Under the second expansion, employees are allowed to take up to 12 weeks of leave when a spouse, child or parent is on active duty in the armed forces or is called up for active duty. Leave is allowed for any “qualifying exigency.”

The final regulations make clear that an employee is entitled to a maximum of 26 weeks of leave during a 12-month period. For example, if a working parent took 26 weeks of leave to care for an injured child, the parent could not take another 26 weeks of leave during the same 12-month period if a second child were injured.

In addition, the 26-week leave limit is a per-injury limitation. For example, if an individual injured an arm and a working parent used 26 weeks of leave to care for the child, the parent could not take additional leave in a subsequent period to provide care for the same injury.

However, the employee could use up to 26 weeks of leave to care for a child’s injury and then take another 26 weeks of leave in a subsequent 12-month period if the child incurred a second injury during a later period.

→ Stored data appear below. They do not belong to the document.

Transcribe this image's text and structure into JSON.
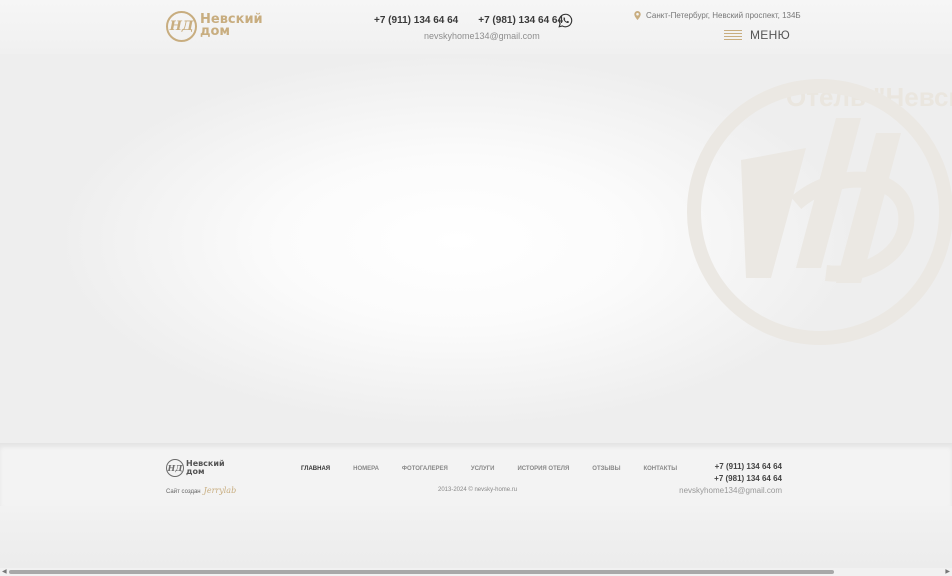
{
  "header": {
    "logo": {
      "mark": "НД",
      "line1": "Невский",
      "line2": "дом"
    },
    "phones": [
      "+7 (911) 134 64 64",
      "+7 (981) 134 64 64"
    ],
    "whatsapp_icon": "whatsapp-icon",
    "email": "nevskyhome134@gmail.com",
    "address": "Санкт-Петербург, Невский проспект, 134Б",
    "menu_label": "МЕНЮ"
  },
  "hero": {
    "title": "Отель \"Невский"
  },
  "footer": {
    "logo": {
      "mark": "НД",
      "line1": "Невский",
      "line2": "дом"
    },
    "creator_label": "Сайт создан",
    "creator_brand": "Jerrylab",
    "nav": [
      {
        "label": "Главная",
        "active": true
      },
      {
        "label": "Номера",
        "active": false
      },
      {
        "label": "Фотогалерея",
        "active": false
      },
      {
        "label": "Услуги",
        "active": false
      },
      {
        "label": "История отеля",
        "active": false
      },
      {
        "label": "Отзывы",
        "active": false
      },
      {
        "label": "Контакты",
        "active": false
      }
    ],
    "copyright": "2013-2024 © nevsky-home.ru",
    "phones": [
      "+7 (911) 134 64 64",
      "+7 (981) 134 64 64"
    ],
    "email": "nevskyhome134@gmail.com"
  },
  "scrollbar": {
    "left_arrow": "◀",
    "right_arrow": "▶"
  },
  "colors": {
    "accent": "#c8ad7f",
    "text": "#3a3a3a"
  }
}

The regulations also provide numerous examples of “qualifying exigencies,” including rest and recuperation, post-deployment activities and additional activities where the employer and employee agree to the leave.

The final regulations also provide guidance on nonmilitary-related parts of the FMLA. For example, the regulations make clear that employees working on “light duty” cannot have that time count against their 12-week FMLA entitlement.